Mind Over Money
|Apr 29, 2010|
In more layman terms, the PBS science television program NOVA, in trying to find answers to two important and related questions – one, why did main stream economists fail to predict the 2008 stock market crash, and two, why do people so often make irrational financial decisions – seeks to come up with a plausible alternative economic theory to, if not an outright antithesis of, rational economic and efficient market theory, and that is, behavioral economics.
One interesting finding of behavioral scientists interviewed in the program is that people in a fearful state of mind tend to make rise-averse choices, while people in an angry state of mind tends towards risk-seeking choices; and sadness can make spend more money. The conclusion is that anger and sadness propel people to take action, but fear makes people pessimistic and withdrawn.
Here is the link to the video (Adobe Flash Player 9 is needed to view):-
In fact in September last year, Paul Krugman already tried to examine this issue in his long-winded column “How Did Economists Get It So Wrong?”:-
“In short, the belief in efficient financial markets blinded many if not most economists to the emergence of the biggest financial bubble in history. And efficient-market theory also played a significant role in inflating that bubble in the first place.”

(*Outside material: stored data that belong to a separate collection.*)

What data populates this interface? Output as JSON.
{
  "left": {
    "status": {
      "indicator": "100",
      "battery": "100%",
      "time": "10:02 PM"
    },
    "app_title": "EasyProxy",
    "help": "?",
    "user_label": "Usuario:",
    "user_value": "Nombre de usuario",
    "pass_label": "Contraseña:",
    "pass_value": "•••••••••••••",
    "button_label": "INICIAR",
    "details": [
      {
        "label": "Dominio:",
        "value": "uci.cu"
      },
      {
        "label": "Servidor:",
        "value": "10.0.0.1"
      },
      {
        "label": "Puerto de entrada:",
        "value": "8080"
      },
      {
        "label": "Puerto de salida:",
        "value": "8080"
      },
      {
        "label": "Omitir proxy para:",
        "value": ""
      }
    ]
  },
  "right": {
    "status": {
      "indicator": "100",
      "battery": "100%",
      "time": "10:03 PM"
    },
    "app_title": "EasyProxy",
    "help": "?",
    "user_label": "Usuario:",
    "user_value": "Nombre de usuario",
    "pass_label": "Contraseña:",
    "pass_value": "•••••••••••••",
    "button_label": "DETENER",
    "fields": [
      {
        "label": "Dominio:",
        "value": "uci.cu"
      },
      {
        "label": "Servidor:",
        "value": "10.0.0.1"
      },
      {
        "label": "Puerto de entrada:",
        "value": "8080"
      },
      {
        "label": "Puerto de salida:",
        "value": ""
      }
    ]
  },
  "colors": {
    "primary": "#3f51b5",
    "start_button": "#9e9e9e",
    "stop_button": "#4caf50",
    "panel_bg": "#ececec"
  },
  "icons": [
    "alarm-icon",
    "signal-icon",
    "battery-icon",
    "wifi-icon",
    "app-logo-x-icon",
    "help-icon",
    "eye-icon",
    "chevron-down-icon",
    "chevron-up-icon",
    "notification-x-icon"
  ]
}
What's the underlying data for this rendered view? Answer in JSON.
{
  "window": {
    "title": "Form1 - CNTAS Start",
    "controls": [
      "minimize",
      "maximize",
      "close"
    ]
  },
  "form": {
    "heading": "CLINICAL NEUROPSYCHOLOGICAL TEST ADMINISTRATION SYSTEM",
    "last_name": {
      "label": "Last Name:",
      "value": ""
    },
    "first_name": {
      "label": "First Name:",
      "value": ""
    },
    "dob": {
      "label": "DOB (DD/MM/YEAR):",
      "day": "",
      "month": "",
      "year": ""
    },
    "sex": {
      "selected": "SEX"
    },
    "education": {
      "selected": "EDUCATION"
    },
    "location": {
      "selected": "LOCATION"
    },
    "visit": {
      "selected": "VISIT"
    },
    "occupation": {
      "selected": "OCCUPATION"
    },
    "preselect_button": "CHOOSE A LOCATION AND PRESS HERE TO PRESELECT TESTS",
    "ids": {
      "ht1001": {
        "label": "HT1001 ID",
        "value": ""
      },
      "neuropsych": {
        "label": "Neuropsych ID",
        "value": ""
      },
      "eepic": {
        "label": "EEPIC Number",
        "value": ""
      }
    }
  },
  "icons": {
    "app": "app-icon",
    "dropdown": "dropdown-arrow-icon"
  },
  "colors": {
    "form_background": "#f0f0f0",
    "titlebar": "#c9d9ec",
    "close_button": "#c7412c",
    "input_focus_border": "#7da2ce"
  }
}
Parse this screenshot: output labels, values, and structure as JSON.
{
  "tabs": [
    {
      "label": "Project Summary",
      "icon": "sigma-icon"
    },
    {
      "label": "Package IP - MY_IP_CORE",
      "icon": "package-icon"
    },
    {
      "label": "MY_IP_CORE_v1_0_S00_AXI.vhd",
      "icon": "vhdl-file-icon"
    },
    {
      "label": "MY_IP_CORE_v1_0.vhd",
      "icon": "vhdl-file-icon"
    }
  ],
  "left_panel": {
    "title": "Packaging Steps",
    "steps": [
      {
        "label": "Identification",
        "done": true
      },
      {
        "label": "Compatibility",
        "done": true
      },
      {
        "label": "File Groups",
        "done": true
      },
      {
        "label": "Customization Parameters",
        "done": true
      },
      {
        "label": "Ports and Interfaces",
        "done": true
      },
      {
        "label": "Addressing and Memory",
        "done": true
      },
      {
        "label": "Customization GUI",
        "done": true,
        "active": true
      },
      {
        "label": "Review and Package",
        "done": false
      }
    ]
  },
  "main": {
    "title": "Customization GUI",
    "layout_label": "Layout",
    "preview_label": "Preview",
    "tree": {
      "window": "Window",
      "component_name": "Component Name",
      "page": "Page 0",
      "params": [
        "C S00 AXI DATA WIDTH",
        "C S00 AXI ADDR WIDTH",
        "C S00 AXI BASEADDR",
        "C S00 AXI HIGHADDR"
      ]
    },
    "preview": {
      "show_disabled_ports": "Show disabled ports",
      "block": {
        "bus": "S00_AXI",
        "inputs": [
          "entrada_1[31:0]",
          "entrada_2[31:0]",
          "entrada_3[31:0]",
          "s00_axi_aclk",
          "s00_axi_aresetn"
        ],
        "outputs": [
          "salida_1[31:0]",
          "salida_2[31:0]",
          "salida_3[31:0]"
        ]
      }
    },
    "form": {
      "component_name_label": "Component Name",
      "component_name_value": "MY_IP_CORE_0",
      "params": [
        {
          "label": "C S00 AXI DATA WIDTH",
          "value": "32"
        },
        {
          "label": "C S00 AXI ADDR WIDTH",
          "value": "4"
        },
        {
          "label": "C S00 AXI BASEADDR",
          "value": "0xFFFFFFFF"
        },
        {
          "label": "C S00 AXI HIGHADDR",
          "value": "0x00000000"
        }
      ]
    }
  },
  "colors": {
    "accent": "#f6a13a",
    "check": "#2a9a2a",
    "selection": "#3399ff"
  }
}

“Economics, as a field, got in trouble because economists were seduced by the vision of a perfect, frictionless market system. If the profession is to redeem itself, it will have to reconcile itself to a less alluring vision — that of a market economy that has many virtues but that is also shot through with flaws and frictions.”
“There’s already a fairly well developed example of the kind of economics I have in mind: the school of thought known as behavioral finance. Practitioners of this approach emphasize two things. First, many real-world investors bear little resemblance to the cool calculators of efficient-market theory: they’re all too subject to herd behavior, to bouts of irrational exuberance and unwarranted panic. Second, even those who try to base their decisions on cool calculation often find that they can’t, that problems of trust, credibility and limited collateral force them to run with the herd.”
“Many economists will find these changes deeply disturbing. It will be a long time, if ever, before the new, more realistic approaches to finance and macroeconomics offer the same kind of clarity, completeness and sheer beauty that characterizes the full neoclassical approach. To some economists that will be a reason to cling to neoclassicism, despite its utter failure to make sense of the greatest economic crisis in three generations. This seems, however, like a good time to recall the words of H. L. Mencken: ‘There is always an easy solution to every human problem — neat, plausible and wrong.’”
“When it comes to the all-too-human problem of recessions and depressions, economists need to abandon the neat but wrong solution of assuming that everyone is rational and markets work perfectly. The vision that emerges as the profession rethinks its foundations may not be all that clear; it certainly won’t be neat; but we can hope that it will have the virtue of being at least partly right.”